Hugh Grosvenor was born into a life of luxury with a staggering multibillion-dollar fortune behind him.

In August 2016, at the age of just 25, he inherited £9.3 billion ($17.8 billion) and became the Duke of Westminster after his father Gerald Cavendish Grosvenor's sudden death.

He is reportedly one of England's wealthiest people and is said to own more land than the Queen.

But he is reportedly planning on leaving up to 141 vulnerable people homeless with his latest business venture.


The family made the bulk of its wealth through the Grosvenor property group, and now the Duke is allegedly planning to demolish a block of council flats to make room for expensive new apartments.

In the firing line is London's Walden House, which is currently leased to Westminster Council and is home to 40 families and a total of 141 people, including eight with disabilities.

At the moment, the social housing costs £600 a month for a two-bedroom apartment.

If the billionaire's plan proceeds, by 2023 the block would be replaced by a mix of more up-market dwellings, some social housing and businesses, The Mirror reports.

Residents are able to apply for new homes, but many occupants — some of whom have lived at Walden House for four decades — worry they could end up on the street due to long waiting lists for public housing.
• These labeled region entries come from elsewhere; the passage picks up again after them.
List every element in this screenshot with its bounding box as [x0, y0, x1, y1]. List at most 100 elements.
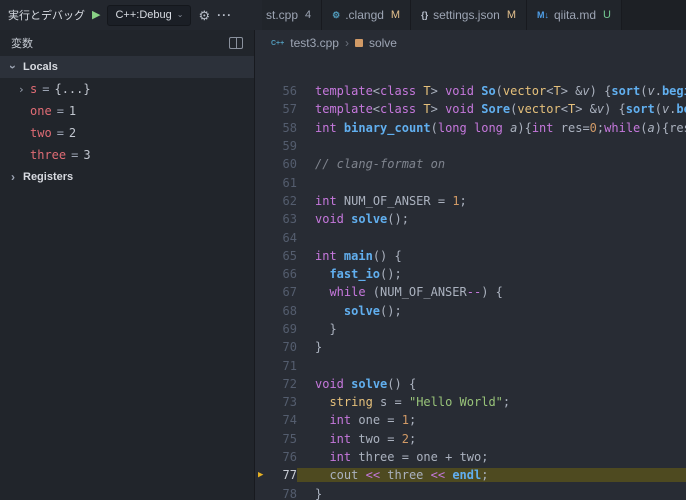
variable-row[interactable]: three = 3: [0, 144, 254, 166]
gear-icon[interactable]: ⚙: [198, 9, 210, 22]
tab-label: st.cpp: [266, 8, 299, 22]
tab-label: settings.json: [433, 8, 500, 22]
code-line[interactable]: 63 void solve();: [255, 210, 686, 228]
chevron-right-icon[interactable]: ›: [8, 171, 18, 183]
code-text[interactable]: while (NUM_OF_ANSER--) {: [297, 285, 686, 299]
debug-config-dropdown[interactable]: C++:Debug ⌄: [107, 4, 192, 26]
code-text[interactable]: int two = 2;: [297, 432, 686, 446]
variable-value: 1: [68, 104, 77, 118]
editor-tab[interactable]: {} settings.json M: [411, 0, 527, 30]
scope-label: Locals: [23, 61, 58, 73]
code-line[interactable]: 60// clang-format on: [255, 155, 686, 173]
equals-sign: =: [71, 148, 79, 162]
breakpoint-margin[interactable]: ▶: [255, 470, 279, 480]
code-text[interactable]: void solve();: [297, 212, 686, 226]
code-text[interactable]: int one = 1;: [297, 413, 686, 427]
code-line[interactable]: 65 int main() {: [255, 247, 686, 265]
scope-registers[interactable]: › Registers: [0, 166, 254, 188]
line-number: 71: [282, 358, 297, 373]
json-settings-file-icon: {}: [421, 9, 429, 20]
code-text[interactable]: int main() {: [297, 249, 686, 263]
line-number: 75: [282, 431, 297, 446]
code-line[interactable]: 70}: [255, 338, 686, 356]
code-line[interactable]: 58 int binary_count(long long a){int res=…: [255, 119, 686, 137]
code-line[interactable]: 71: [255, 356, 686, 374]
variable-name: s: [30, 82, 38, 96]
equals-sign: =: [56, 104, 64, 118]
editor-tab[interactable]: st.cpp 4: [262, 0, 323, 30]
variable-name: one: [30, 104, 52, 118]
debug-sidebar: 変数 › Locals › s = {...} one = 1 two = 2 three = 3 › Regi…: [0, 30, 255, 500]
code-text[interactable]: template<class T> void So(vector<T> &v) …: [297, 84, 686, 98]
variable-row[interactable]: › s = {...}: [0, 78, 254, 100]
equals-sign: =: [42, 82, 50, 96]
code-text[interactable]: }: [297, 487, 686, 500]
code-line[interactable]: 69 }: [255, 320, 686, 338]
debug-toolbar: 実行とデバッグ ▶ C++:Debug ⌄ ⚙ ···: [0, 0, 262, 30]
variables-panel-title: 変数: [11, 38, 33, 50]
code-line[interactable]: ▶ 77 cout << three << endl;: [255, 466, 686, 484]
code-line[interactable]: 61: [255, 173, 686, 191]
variable-name: three: [30, 148, 67, 162]
code-line[interactable]: 75 int two = 2;: [255, 430, 686, 448]
chevron-down-icon[interactable]: ›: [6, 62, 20, 72]
code-line[interactable]: 76 int three = one + two;: [255, 448, 686, 466]
code-line[interactable]: 67 while (NUM_OF_ANSER--) {: [255, 283, 686, 301]
code-text[interactable]: }: [297, 322, 686, 336]
tab-git-badge: U: [603, 9, 611, 21]
code-line[interactable]: 72 void solve() {: [255, 375, 686, 393]
code-line[interactable]: 57 template<class T> void Sore(vector<T> …: [255, 100, 686, 118]
code-text[interactable]: int NUM_OF_ANSER = 1;: [297, 194, 686, 208]
tab-label: qiita.md: [553, 8, 597, 22]
code-line[interactable]: 59: [255, 137, 686, 155]
code-text[interactable]: // clang-format on: [297, 157, 686, 171]
line-number: 73: [282, 395, 297, 410]
line-number: 77: [282, 468, 297, 483]
symbol-function-icon: [354, 39, 363, 47]
line-number: 69: [282, 322, 297, 336]
chevron-right-icon[interactable]: ›: [18, 83, 30, 96]
code-line[interactable]: 73 string s = "Hello World";: [255, 393, 686, 411]
variable-row[interactable]: one = 1: [0, 100, 254, 122]
code-line[interactable]: 78}: [255, 485, 686, 500]
code-text[interactable]: int binary_count(long long a){int res=0;…: [297, 121, 686, 135]
breadcrumb-file[interactable]: test3.cpp: [290, 36, 339, 50]
code-text[interactable]: fast_io();: [297, 267, 686, 281]
code-line[interactable]: 68 solve();: [255, 302, 686, 320]
more-actions-icon[interactable]: ···: [217, 9, 232, 21]
variable-value: 2: [68, 126, 77, 140]
tab-git-badge: 4: [305, 9, 312, 21]
variable-row[interactable]: two = 2: [0, 122, 254, 144]
line-number: 65: [282, 248, 297, 263]
markdown-file-icon: M↓: [536, 9, 549, 20]
code-text[interactable]: solve();: [297, 304, 686, 318]
debug-start-icon[interactable]: ▶: [92, 9, 100, 21]
code-text[interactable]: string s = "Hello World";: [297, 395, 686, 409]
code-line[interactable]: 62 int NUM_OF_ANSER = 1;: [255, 192, 686, 210]
code-text[interactable]: cout << three << endl;: [297, 468, 686, 483]
editor-tab[interactable]: M↓ qiita.md U: [526, 0, 622, 30]
code-text[interactable]: }: [297, 340, 686, 354]
code-text[interactable]: template<class T> void Sore(vector<T> &v…: [297, 102, 686, 116]
run-and-debug-title: 実行とデバッグ: [8, 10, 85, 22]
code-line[interactable]: 74 int one = 1;: [255, 411, 686, 429]
panel-layout-icon[interactable]: [229, 37, 243, 49]
code-line[interactable]: 64: [255, 228, 686, 246]
line-number: 68: [282, 303, 297, 318]
code-area: 56 template<class T> void So(vector<T> &v…: [255, 56, 686, 500]
code-line[interactable]: 66 fast_io();: [255, 265, 686, 283]
variables-panel-header: 変数: [0, 30, 254, 56]
code-line[interactable]: 56 template<class T> void So(vector<T> &v…: [255, 82, 686, 100]
variable-value: 3: [83, 148, 91, 162]
scope-label: Registers: [23, 171, 74, 183]
editor-tab[interactable]: ⚙ .clangd M: [322, 0, 412, 30]
code-text[interactable]: int three = one + two;: [297, 450, 686, 464]
breadcrumb-separator-icon: ›: [344, 36, 349, 50]
line-number: 67: [282, 285, 297, 300]
code-text[interactable]: void solve() {: [297, 377, 686, 391]
breadcrumb-symbol[interactable]: solve: [369, 36, 397, 50]
tab-git-badge: M: [506, 9, 516, 21]
scope-locals[interactable]: › Locals: [0, 56, 254, 78]
variable-value: {...}: [54, 82, 91, 96]
debug-config-label: C++:Debug: [115, 9, 172, 21]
A group of residents who would be affected by the redevelopment have penned a petition against it, attracting more than 100,000 signatures.

In the letter, the residents claim demolishing the building will "destroy our community and uproot us from our homes".

"The Duke of Westminster owns more land than the Queen. He is the richest landlord in the UK with an estimated wealth of £9 billion, which at the age of 28 makes him the richest person under 30 in the world. He does not need to do this to us," the letter reads.


"We are a community that have been living in this area for over 40 years. Young families who have children that attend the local church school, elderly residents that should not be worried about losing their homes but rather be enjoying their retirement, single parents, and families that have been living here for generations.

"We are a community, we live amongst friends and family and now face the possibility of having our community fragmented and destroyed."

The petition argues residents will not be able to afford alternative accommodation in the area, which means they are "facing homelessness and the break up of our community".

"There is nothing wrong with these beautiful buildings — Grosvenor just want to make more money. This is simply about putting profit before people," it claims.

"This is valuable land, and we are seen as getting in the way of building high-rise luxury investment flats."

Both the Duke and Westminster Council claim the demolition has been pushed back from 2021 to 2023 to allow residents more time to resettle, and the council also told the Mirror citizens would be "offered suitable alternative council accommodation within Westminster".

But that hasn't stopped the project from being slammed by signatories of the petition, who have described it as "disgusting" and "morally filthy".

Who is Hugh Grosvenor?

Widely considered to be one of England's most eligible bachelors, the 28-year-old instantly became a multi-billionaire after inheriting his father's title and wealth in 2016 over his older sisters Lady Tamara van Cutsem and Lady Edwina Grosvenor due to England's primogeniture custom that favours male heirs.

He previously worked as a marketing representative for a company that turned coffee grounds into biofuels, and his family have close ties with the royals — his father was friends with Prince Charles and the Duke is a godfather to Prince George.

According to Forbes, "the Grosvenors have owned some 300 acres of Mayfair and Belgravia for generations" — meaning they control some of the choicest real estate in London.